The Dakar Rally is the most gruelling event of its kind in the world today, spanning 4903 miles of Arabian desert.
Yet its original route covered 6200 miles, linking Paris and the Senegalese capital from which it takes its name. And there have been even longer rallies than that, including one traversing the entire length of Africa, from Algiers to Cape Town.
The 1961 edition of said rally was shortened due to political issues in the Congo region, but the distance to Bangui, capital of the then newly founded Central African Republic, was still 7145 miles – and with the Sahara desert, Sahel savanna and vast grasslands being in the way, less than 1% of those were on paved roads.
Long-distance rallying is a French thing.

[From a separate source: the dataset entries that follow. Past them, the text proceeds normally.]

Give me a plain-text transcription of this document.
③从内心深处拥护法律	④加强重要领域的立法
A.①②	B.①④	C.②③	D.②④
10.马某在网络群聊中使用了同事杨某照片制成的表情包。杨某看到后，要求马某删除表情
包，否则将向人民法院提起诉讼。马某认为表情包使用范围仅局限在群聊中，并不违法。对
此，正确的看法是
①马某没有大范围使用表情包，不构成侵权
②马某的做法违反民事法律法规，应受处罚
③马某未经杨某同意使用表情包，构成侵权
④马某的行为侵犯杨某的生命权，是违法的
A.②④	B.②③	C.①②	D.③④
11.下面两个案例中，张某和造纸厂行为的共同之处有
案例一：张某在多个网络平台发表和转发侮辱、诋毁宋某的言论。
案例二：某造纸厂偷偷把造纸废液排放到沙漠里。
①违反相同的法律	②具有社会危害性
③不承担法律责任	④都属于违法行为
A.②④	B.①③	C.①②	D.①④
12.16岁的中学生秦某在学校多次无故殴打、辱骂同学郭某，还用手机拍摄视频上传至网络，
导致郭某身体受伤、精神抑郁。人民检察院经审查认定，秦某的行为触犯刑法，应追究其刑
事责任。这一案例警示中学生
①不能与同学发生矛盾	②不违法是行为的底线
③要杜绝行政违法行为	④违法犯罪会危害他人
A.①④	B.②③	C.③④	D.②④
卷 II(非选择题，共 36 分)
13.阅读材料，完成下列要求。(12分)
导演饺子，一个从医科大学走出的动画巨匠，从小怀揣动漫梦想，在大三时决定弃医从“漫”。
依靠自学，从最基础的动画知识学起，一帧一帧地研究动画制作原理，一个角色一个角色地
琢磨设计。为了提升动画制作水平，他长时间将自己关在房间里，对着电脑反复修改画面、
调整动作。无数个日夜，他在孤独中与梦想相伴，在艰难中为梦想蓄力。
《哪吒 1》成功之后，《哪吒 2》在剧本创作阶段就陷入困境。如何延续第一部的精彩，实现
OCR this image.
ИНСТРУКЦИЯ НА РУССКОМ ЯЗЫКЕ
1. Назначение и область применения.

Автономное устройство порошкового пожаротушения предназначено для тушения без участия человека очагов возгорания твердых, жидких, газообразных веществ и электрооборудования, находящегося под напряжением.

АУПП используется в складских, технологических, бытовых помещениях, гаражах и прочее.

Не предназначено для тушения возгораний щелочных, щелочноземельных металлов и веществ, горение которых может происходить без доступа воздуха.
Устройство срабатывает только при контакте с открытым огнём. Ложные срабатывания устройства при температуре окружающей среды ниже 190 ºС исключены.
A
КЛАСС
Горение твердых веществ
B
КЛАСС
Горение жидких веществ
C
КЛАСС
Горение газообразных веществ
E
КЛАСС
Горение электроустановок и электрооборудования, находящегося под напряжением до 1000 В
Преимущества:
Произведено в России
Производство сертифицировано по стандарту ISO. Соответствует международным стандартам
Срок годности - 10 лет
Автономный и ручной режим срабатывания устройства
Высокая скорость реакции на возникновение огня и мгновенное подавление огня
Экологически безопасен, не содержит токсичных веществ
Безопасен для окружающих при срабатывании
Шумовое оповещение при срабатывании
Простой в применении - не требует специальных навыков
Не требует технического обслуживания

When the French held the world’s first motor races in the 1890s, they weren’t round tracks but point-to-point dashes.
Rallying in Africa began in 1930 to commemorate a century of French rule in Algeria. Organised by the army in collaboration with oil companies, this was a muscle-flexing exercise across France’s West African empire, the rallies being won by Citroëns, Delahayes and Peugeots.
By the time of the 1961 Rallye Algiers, however, Mercedes-Benz was a dominant force in the sport, and the German manufacturer enlisted Peter Rivière – a Brit who had come to attention as an Oxford student as part of an anthropology expedition through South America in a Land Rover – as one of the drivers for its W111-generation 220 SE saloons, alongside Swiss research engineer and single-seater racer Michael May.
“As expected, the cars were prepared perfectly, down to the smallest detail,” reported Rivière in Autocar. Except “the rear and side windows had been replaced by much lighter plastic."
"What hadn’t been realised was that this material has strong static electrical properties, and after the first few miles it was impossible to see out because of the dust clinging to the windows. Rubbing it off only made things worse, since the rubbing increased the electrical charge.”